Machine learning has become the most popular new theme in security. Seemingly every vendor is adopting this capability in an attempt to either keep up or to make their product stand out in a crowded market. This creates confusion, because the term itself is often misunderstood, and the implications of its use are varied. Not only does “machine learning” mean different things to different people, different vendors also apply machine learning in different ways. All of this makes it difficult for buyers to separate the hype from reality, and to know what value all of this machine learning is actually bringing them.

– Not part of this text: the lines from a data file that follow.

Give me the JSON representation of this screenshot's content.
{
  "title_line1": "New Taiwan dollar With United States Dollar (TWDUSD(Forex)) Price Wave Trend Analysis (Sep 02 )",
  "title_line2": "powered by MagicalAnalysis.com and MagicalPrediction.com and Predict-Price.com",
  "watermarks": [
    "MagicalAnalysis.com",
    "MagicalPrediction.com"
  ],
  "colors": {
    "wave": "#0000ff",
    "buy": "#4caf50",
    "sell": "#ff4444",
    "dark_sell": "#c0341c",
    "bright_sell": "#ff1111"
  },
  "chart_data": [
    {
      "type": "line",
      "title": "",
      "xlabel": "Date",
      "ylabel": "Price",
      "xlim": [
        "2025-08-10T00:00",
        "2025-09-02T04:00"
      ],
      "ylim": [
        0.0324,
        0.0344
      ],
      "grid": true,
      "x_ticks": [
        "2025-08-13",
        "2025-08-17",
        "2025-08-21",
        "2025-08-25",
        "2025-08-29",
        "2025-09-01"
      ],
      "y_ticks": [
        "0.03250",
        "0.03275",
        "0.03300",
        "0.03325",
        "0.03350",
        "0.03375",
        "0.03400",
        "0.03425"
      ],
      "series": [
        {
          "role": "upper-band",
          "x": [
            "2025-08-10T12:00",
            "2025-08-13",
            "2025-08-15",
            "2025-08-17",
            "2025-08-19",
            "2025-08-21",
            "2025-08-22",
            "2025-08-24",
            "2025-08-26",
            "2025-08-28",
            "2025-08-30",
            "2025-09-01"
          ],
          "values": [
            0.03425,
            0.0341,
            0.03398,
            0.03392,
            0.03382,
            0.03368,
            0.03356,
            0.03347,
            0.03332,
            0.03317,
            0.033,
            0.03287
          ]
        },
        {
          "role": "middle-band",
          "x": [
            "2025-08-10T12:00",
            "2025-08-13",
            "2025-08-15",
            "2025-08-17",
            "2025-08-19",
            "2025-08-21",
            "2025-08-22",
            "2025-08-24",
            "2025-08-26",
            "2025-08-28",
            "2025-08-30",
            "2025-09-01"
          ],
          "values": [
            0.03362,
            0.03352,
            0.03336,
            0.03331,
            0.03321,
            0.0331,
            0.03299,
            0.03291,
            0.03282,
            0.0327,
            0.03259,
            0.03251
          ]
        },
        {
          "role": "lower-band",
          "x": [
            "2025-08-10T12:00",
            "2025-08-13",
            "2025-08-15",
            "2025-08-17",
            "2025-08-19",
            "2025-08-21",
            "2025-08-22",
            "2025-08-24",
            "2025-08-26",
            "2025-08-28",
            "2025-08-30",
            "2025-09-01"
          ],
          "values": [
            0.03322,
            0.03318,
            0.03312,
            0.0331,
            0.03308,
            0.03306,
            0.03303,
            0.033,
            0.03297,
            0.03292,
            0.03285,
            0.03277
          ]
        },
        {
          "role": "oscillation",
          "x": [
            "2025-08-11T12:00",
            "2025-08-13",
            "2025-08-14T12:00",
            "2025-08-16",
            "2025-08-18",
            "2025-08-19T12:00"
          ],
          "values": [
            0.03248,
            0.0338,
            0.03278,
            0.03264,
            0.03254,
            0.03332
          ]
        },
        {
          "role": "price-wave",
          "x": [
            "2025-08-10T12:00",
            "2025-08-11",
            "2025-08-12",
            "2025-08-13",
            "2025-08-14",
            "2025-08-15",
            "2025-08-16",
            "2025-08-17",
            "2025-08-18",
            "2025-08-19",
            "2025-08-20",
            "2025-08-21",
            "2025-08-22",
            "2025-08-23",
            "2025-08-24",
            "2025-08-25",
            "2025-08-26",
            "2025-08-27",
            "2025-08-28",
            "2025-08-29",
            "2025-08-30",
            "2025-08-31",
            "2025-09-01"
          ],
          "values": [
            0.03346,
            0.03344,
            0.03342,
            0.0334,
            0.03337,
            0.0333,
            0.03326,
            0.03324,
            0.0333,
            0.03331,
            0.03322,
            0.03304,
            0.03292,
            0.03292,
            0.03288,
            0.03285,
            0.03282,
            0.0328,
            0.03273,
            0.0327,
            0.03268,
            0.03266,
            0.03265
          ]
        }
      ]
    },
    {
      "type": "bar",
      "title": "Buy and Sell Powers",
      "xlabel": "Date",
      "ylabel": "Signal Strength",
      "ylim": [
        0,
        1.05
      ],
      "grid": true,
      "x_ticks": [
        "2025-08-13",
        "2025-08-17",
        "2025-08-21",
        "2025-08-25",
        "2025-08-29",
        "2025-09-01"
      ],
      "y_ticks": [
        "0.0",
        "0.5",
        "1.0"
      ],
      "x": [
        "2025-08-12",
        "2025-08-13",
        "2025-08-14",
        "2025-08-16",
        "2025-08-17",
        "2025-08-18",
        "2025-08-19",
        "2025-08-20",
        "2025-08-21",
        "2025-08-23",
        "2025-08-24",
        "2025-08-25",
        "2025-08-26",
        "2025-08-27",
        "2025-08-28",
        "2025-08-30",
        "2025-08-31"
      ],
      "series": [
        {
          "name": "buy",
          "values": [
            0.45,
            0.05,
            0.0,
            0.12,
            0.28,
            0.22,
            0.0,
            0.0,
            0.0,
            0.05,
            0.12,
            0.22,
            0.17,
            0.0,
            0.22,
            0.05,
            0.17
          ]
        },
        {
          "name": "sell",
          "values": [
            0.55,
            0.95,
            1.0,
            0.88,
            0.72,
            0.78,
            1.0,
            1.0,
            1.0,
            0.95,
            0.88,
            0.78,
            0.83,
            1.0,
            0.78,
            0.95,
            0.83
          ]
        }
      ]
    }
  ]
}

To help clear up some of the confusion, let’s start by clarifying what machine learning in security is NOT:
1. It is not a form of protection. One of the biggest misconceptions is that machine learning is some kind of new product or feature that provides protection to keep companies safe. In fact, machine learning doesn’t actually provide protection, but rather informs how the protection operates by enabling faster, more accurate, broader and more in-depth analysis of threat data. In the face of the virtually overwhelming tsunami of security threat data being generated, it provides a level of efficiency in making sense of it all that human analysts could never achieve.
2. It is not a quick fix for outdated approaches. Most AV solutions are using machine learning to analyze file attributes to determine whether a file is malicious. But this is basically what AV has been doing for years — scanning new file attributes to compare them against known malware attributes to make a determination. And therein lies the problem: the reliance on static, known file attributes means that no amount of machine learning can stop unknown or fileless threats (with no file, there’s nothing to scan).
3. It is not necessarily always getting smarter. Like any analytics tool, machine learning-based security solutions are only as good as the data available—the proverbial “garbage in, garbage out.” Effective protection depends on high quantity, high quality and frequently updated data, and the right set of features, or attributes, to train on. The model must be regularly retrained using timely, relevant, high-fidelity data.
While machine learning has certainly improved endpoint security, clearly we’re still not quite there yet.
In order to be effective at stopping today’s most sophisticated malware, like fileless attacks, CPU-level exploits, and script and macro-based threats (as well as those threats yet to come), machine learning for endpoint security must be responsive to this current climate. It must be able to discern good software from the bad in real time, across all threat parameters and all system configurations.
So, what will it take for machine learning to deliver on the hype and power a truly transformative new wave of endpoint security?
1. It must analyze file behavior, not just attributes. Basing security decisions on file attributes only works when 1) there’s a file to analyze and 2) those attributes have been previously identified and embedded into the model. This leaves a huge void when it comes to detecting and stopping new, unknown variants, fileless and script/macro-based attacks. New, more responsive uses of machine learning in endpoint security can analyze runtime behavior—the system calls and commands of programs as they execute—enabling these solutions to also identify and block malicious activity as soon as it starts, providing broader, more dependable protection.
2. It must be informed by a timely, rigorously retrained model. Most vendors update their model every few months, but given the current cadence of new threat emergence, and the volatility of updates to beneficial software, this is not nearly enough. Truly responsive solutions leverage machine learning to update their model in near-real-time, as often as every 24 hours, to provide the most accurate, timely solution that can actually keep pace with today’s threat landscape.
3. It must account for goodware. Just as thousands of new malware variants threaten endpoints daily, legitimate software is also constantly changing with updates and unique integrations. Conventional security solutions that operate based on file attributes often struggle to consistently disambiguate good applications from malware or beneficial processes from malicious attacks. This results in a high rate of false positives and forces users to maintain whitelists and blacklists while waiting months for updated models. Responsive solutions overcome this problem by ingesting and building a model based not only on current malware data but also up-to-the-minute data on known-good software. This provides a more adaptive, agile model that ensures greater accuracy and coverage, while drastically reducing false positives and user friction.
There’s no doubt that machine learning has and will continue to revolutionize endpoint security. But it’s important to understand exactly how this technology actually works, including its limitations. Understanding this, companies can better protect themselves by asking the right questions to achieve the accurate, comprehensive, forward-looking coverage they need to be fully protected in the face of rapidly evolving and increasingly sophisticated threats.